Two weeks after passing the Federal Reserve’s stress tests, American Express (NYSE:AXP) unveiled plans on Monday to hike its dividend by 11% and buy back 150 million shares of its own stock
Continue Reading Below
By returning more cash to shareholders, AmEx joins a slew of other large financial companies such as JPMorgan Chase (NYSE:JPM) and Wells Fargo (NYSE:WFC).
Marking its first dividend increase since 2007, New York-based AmEx said it is boosting its quarterly dividend to 20 cents a share, up from 18 cents previously. The company continued to pay its dividend throughout the financial crisis.
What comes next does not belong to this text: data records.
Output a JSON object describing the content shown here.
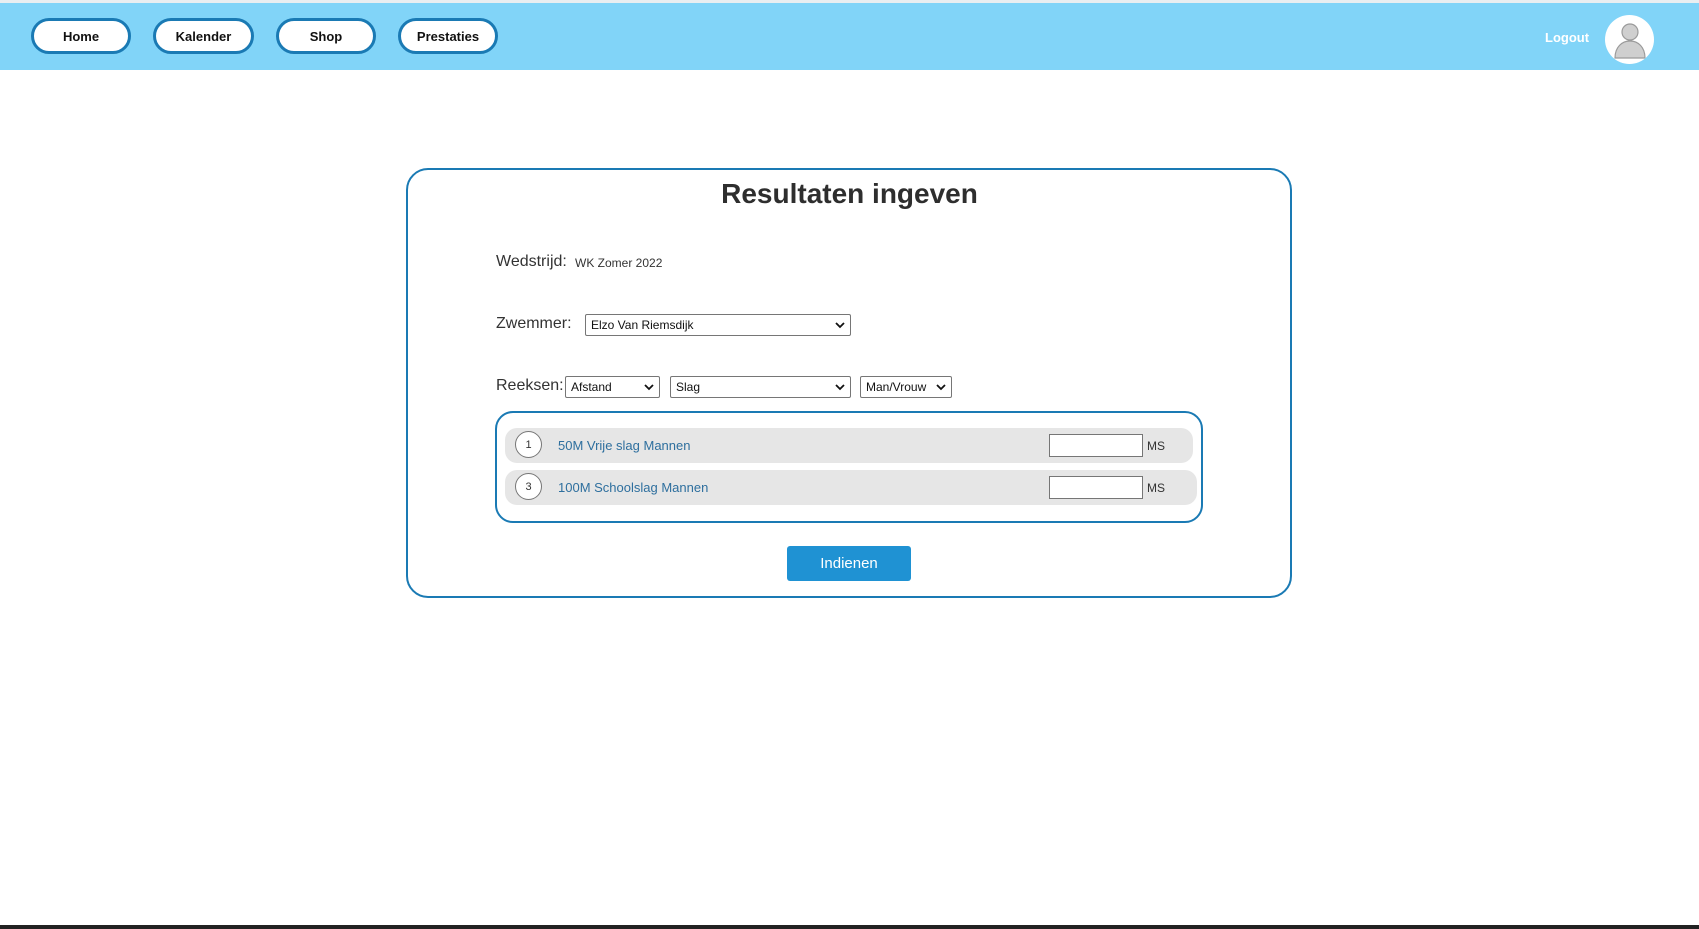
{
  "nav": {
    "items": [
      {
        "label": "Home"
      },
      {
        "label": "Kalender"
      },
      {
        "label": "Shop"
      },
      {
        "label": "Prestaties"
      }
    ],
    "logout_label": "Logout",
    "avatar_icon": "user-avatar-icon"
  },
  "form": {
    "title": "Resultaten ingeven",
    "wedstrijd_label": "Wedstrijd:",
    "wedstrijd_value": "WK Zomer 2022",
    "zwemmer_label": "Zwemmer:",
    "zwemmer_selected": "Elzo Van Riemsdijk",
    "reeksen_label": "Reeksen:",
    "filters": {
      "afstand": "Afstand",
      "slag": "Slag",
      "geslacht": "Man/Vrouw"
    },
    "rows": [
      {
        "number": "1",
        "label": "50M Vrije slag Mannen",
        "time_value": "",
        "unit": "MS"
      },
      {
        "number": "3",
        "label": "100M Schoolslag Mannen",
        "time_value": "",
        "unit": "MS"
      }
    ],
    "submit_label": "Indienen"
  },
  "colors": {
    "navbar": "#81d4f8",
    "accent_border": "#1a7ab4",
    "submit_button": "#1f92d3",
    "row_background": "#e6e6e6"
  }
}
AmEx said its board has also signed off on a new plan to repurchase 150 million shares, which will replace a 200 million share buyback that had 38 million shares remaining.
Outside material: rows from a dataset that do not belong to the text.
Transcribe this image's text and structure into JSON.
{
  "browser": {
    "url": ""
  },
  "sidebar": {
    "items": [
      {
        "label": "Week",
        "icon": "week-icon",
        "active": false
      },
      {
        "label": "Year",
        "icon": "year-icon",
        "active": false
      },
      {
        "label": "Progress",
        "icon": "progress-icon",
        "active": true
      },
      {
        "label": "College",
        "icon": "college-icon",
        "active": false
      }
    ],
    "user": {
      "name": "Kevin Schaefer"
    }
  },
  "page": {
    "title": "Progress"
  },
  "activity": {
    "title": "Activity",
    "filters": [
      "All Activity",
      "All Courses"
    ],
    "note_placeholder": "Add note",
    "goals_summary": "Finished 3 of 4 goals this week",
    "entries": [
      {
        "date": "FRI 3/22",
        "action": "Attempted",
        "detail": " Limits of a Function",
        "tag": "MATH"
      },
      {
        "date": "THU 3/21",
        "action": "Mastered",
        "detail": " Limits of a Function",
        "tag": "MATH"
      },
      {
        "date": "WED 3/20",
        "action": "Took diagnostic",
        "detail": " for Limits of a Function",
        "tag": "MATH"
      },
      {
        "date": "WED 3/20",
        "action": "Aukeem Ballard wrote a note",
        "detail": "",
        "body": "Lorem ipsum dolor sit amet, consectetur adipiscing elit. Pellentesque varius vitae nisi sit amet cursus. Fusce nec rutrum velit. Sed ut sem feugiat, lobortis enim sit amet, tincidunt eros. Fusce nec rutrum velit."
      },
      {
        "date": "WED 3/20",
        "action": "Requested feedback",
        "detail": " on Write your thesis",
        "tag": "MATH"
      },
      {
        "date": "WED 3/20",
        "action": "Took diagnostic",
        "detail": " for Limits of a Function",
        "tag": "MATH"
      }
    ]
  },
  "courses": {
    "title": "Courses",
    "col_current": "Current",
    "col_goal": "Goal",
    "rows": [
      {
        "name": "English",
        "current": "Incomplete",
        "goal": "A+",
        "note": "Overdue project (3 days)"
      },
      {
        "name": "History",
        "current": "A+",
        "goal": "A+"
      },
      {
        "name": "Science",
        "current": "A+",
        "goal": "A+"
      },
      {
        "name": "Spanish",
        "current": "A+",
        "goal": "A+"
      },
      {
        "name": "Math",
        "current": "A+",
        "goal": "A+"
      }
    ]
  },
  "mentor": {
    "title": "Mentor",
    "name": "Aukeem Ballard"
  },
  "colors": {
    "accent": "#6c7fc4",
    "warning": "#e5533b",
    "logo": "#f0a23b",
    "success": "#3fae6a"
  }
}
Shares of AmEx hit session highs on the news and were recently up 2.12% to $58.47. They hit an intraday high of $58.75, which represents a new 52-week high, and have soared more than 22% so far this year.
Earlier this month the Fed signed off on AmEx’s capital plans, which included proposals to buy back up to $4 billion of its stock this year and up to $1 billion in the first quarter of 2013.
On the other hand, the central bank rejected a number of companies’ capital plans, including Citigroup (NYSE:C).